Politically (let’s save words by just calling the whole thing DDD). This one was held under the Chatham House Rule, so no names or institutions. There was an interesting mix of academics and contractors – private companies who increasingly run the big contracts for DFID and other donors, and a few lightbulb moments in the discussion:
Firstly, how come DDD has become such a Thing when it seems to swim against the institutional tides of the aid business? It emphasizes systems thinking, uncertainty, learning by doing/failing and giving priority to local knowledge – that is, to put it mildly, a poor fit with the aid biz’ preference for control, logframes, risk minimization, and predictable, tangible results. At first it seemed like some kind of quixotic backlash against the forces of evil, but it seems to be getting traction all over the place – any theories as to why/how that kind of mainstreaming has happened?
One aid trend which on the face of it seems to run counter to DDD is the shift to outsourcing – DFID and others run multi-million pound contracts through a plethora of largely faceless management consultants and contractors, like Adam Smith International, who periodically get taken to task for profit gouging, poor performance or dodgy dealings. Not all management consultants are the same, but at the gold digger end of the spectrum are some companies who only want to maximise profits and minimise costs – they seem ill suited to the world of DDD, with its focus on uncertainty, deep curiosity, suspicion of blueprints, preference for experimentation, accepting and learning from failure etc. To be fair, at the other end of the spectrum are some contractors who do not seem solely motivated by $, and who are doing some serious work in the DDD area – Palladium, OPM and Abt are examples.
But a more fundamental challenge to the role of aid in DDD came from some of the Harvard crew (oops, there goes Chatham House. Sorry), who work directly with a range of governments to help pursue ‘Problem Driven Iterative Adaptation’. One speaker described its core principle as ‘always give the work back to government – it’s a coaching role, not us doing the work’.
In that model, academics may fly in to help, but they do so at the invitation of the government, and ideally, the government funds and owns the work. Riffing on my much-overused analogy of projects as linear cake recipes, the speaker said ‘PDIA accepts limits to how much we can understand about the system, which is why the cake has to be in hands of the people’. Move over Marie Antoinette.
If you introduce donors into that arrangement, ownership is diluted, and donor priorities and processes take over – the donors provide the recipe, and at best, the government gets to decorate the cake.
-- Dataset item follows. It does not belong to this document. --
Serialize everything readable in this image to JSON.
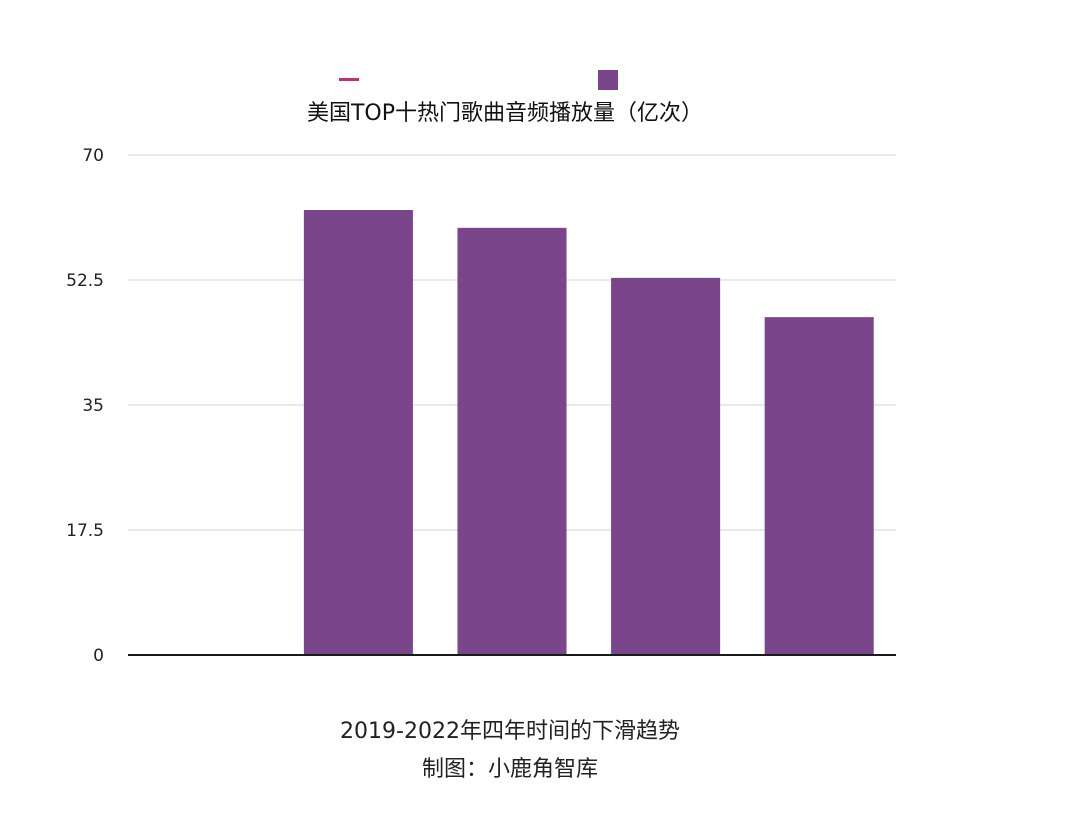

A nice line from a TWP person: ‘Thinking politically comes naturally to many (in government, civil society etc); working politically less so. People breathe politics, then put it to one side when they talk to funders.’ See this great paper by Graham Teskey and Lavina Tyrrel for more on that.
One example: the vast majority of donor activity assumes the problem is largely known in advance – aid is siloed into education, health, infrastructure, governance etc, with calls from donors for different aid agencies/consultancies to bid for contracts. But PDIA works on the basis that you initially spend a lot of time helping local players clarify and understand the roots of a given problem, which may not look at all like what you start out with (you think the problem is poor quality education, but it turns out to be dodgy electricity or roads, or poor health among kids). Yet Aid doesn’t do agnosticism and finds it hard to hop between siloes. Tricky.
An even more fundamental challenge was raised in terms of systems thinking. The underlying model is of an external intervention into the status quo – the intervention is seen as external to the system that is being intervened in. That is questionable – donors may be only a minor perturbation of the system, in which case seeing them as separate may be a good approximation, but as soon as they start to have impact, they become part of it. Quite apart from the politics of meddling, there seems to be a fundamental contradiction in external interveners trying to understand/influence endogenous change as a separate thing from themselves.
So a purist might say ‘keep external roles to a minimum, aid donors stay away, and let local actors lead’. That has two massive flaws:
- Yes, some governments can fund some of the PDIA style work, but many can’t – if you buy the argument that aid is still needed in many countries, then is there a way to politically sterilize it, taking it away from all the dictates of donors? One option might be to channel it through third parties, like the UN or World Bank, but they are hardly politics-free either.
- PDIA-style approaches start with being invited in by someone senior in government, who wants to sort out a problem. But what about governments that don’t want to reform? Can donors tiptoe around the accusations of meddling in internal affairs and support critics, opponents and future leaders with different views? Is that where DDD meets civil society support?
In other words, a good seminar, that left me with lots of questions to ponder.